Certainly, attending to the same modus operandi, image store, and subject matter over a span of decades leaves Petit open to the charge of repetition and self-indulgence, of forcing the reader, in Robert Potts's words, to “participate in the grueling experience of someone else’s therapy” (10), but the poet’s paradoxical ability to conjure scenes in which “The primaries / of beauty and horror / pack every square inch / like the scales of a rainbow boa” (58) persists even after two decades, her challenging, nightmarish visions continuing to shed ever-changing light on their subjects as the poet herself ages and discovers new passages toward reconciliation and recovery. 

 

Works Cited

Brigley, Zoë. “Confessing the Secrets of Others: Pascale Petit’s Poetic Employment of Latin American Cultures and the Mexican Artist, Frida Kahlo.” Journal of International Women’s Studies, vol. 9, no. 2008, pp. 20-28. 

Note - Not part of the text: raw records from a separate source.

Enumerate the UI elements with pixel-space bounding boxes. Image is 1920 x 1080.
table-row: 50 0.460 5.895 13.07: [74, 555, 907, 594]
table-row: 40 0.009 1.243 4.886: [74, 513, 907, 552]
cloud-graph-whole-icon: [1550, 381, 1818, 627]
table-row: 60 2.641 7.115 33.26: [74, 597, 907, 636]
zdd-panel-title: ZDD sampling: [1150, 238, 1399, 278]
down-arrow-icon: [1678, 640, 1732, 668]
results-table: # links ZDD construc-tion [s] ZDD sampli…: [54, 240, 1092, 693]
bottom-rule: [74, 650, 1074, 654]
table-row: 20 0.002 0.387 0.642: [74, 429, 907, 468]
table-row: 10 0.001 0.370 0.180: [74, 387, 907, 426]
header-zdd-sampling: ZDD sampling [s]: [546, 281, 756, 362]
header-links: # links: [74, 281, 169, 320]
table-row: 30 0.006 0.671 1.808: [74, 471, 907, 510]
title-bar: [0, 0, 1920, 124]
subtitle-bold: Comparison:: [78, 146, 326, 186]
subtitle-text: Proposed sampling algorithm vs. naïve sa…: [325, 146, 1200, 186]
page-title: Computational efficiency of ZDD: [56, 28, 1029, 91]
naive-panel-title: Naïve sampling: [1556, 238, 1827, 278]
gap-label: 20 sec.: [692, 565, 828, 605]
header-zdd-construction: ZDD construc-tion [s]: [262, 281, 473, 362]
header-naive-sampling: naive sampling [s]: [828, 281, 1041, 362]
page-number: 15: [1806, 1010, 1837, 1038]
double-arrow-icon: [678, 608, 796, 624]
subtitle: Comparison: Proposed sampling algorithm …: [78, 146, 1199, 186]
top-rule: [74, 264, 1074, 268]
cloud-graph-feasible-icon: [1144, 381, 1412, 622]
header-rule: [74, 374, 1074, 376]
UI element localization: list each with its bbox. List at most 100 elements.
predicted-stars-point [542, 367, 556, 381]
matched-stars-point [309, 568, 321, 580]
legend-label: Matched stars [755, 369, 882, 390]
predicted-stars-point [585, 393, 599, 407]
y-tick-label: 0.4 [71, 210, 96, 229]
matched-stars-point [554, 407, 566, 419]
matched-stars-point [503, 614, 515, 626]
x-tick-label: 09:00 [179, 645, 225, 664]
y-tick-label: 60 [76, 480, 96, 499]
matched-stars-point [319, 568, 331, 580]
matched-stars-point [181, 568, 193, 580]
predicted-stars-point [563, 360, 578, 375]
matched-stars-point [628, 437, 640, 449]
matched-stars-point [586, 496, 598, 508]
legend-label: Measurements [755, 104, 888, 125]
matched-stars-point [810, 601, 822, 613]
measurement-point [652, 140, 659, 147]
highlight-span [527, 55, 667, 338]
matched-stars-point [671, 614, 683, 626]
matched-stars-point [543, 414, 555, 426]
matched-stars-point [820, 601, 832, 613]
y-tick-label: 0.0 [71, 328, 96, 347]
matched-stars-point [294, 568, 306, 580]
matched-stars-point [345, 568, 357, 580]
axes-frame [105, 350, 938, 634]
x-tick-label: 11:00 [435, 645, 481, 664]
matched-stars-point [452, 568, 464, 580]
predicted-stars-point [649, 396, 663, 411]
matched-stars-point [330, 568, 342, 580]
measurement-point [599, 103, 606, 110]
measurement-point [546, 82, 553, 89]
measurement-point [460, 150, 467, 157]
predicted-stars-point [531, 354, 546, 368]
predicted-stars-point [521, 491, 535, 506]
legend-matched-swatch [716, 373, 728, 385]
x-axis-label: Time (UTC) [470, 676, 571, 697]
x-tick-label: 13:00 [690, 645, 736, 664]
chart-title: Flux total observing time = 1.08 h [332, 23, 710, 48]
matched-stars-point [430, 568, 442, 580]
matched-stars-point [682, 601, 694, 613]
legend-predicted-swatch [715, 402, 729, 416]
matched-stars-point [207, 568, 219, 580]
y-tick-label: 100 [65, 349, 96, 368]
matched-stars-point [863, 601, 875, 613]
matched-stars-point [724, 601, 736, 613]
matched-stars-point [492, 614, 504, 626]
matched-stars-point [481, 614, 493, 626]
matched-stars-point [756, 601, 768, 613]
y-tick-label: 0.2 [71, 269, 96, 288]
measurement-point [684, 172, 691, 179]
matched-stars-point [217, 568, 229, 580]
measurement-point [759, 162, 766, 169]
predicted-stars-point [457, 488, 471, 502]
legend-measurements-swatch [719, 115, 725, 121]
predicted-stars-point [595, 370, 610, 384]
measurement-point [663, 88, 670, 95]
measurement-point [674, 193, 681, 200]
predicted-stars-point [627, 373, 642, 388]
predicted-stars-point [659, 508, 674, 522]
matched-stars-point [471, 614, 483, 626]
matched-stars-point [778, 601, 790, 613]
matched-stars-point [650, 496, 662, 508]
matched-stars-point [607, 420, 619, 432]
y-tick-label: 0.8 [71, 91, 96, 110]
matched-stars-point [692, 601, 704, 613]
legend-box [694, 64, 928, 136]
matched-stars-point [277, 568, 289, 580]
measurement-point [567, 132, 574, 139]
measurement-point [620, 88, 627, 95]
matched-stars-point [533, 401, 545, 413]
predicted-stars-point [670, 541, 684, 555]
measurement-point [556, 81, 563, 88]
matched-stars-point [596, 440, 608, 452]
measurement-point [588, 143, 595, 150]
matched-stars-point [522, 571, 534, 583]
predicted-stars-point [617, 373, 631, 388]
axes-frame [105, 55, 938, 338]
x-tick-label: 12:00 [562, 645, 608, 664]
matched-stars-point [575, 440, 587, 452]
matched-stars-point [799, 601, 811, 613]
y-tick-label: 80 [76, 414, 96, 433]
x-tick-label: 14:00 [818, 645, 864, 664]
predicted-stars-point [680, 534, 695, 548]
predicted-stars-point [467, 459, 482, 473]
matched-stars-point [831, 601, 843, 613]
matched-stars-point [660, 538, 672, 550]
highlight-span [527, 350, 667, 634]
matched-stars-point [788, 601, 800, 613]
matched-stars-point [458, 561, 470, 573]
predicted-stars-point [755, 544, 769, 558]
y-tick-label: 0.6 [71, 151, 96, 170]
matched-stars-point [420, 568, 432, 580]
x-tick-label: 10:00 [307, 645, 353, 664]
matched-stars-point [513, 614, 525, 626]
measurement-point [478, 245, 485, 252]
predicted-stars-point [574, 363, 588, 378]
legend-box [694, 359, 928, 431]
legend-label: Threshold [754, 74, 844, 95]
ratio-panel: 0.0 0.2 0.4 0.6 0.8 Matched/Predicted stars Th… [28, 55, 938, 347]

Donahaye, Jasmine. “Identification, Rejection and Cultural Co-option in Welsh Poetry in English.” Slanderous Tongues: Essays on Welsh Poetry in English 1970-2005. Seren, 2010pp. 226-46.

Marsh, Johnny. “Painting, Poetry, Music: The Images of Pascale Petit.” Agenda, vol. 44, no. 2-3, 2009, pp. 104-6.

Petit, Pascale. “Omphalos.” The Poetry Review, vol. 105, no. 1, 2015, pp.67-9.

---. “Private and Public Wars.” New Welsh Review, no. 72, 2006, pp. 8-14.

Potts, Robert. “Saturday Review: Books: Poetry in Brief.” Guardian, 16 Mar. 2002, p. 10.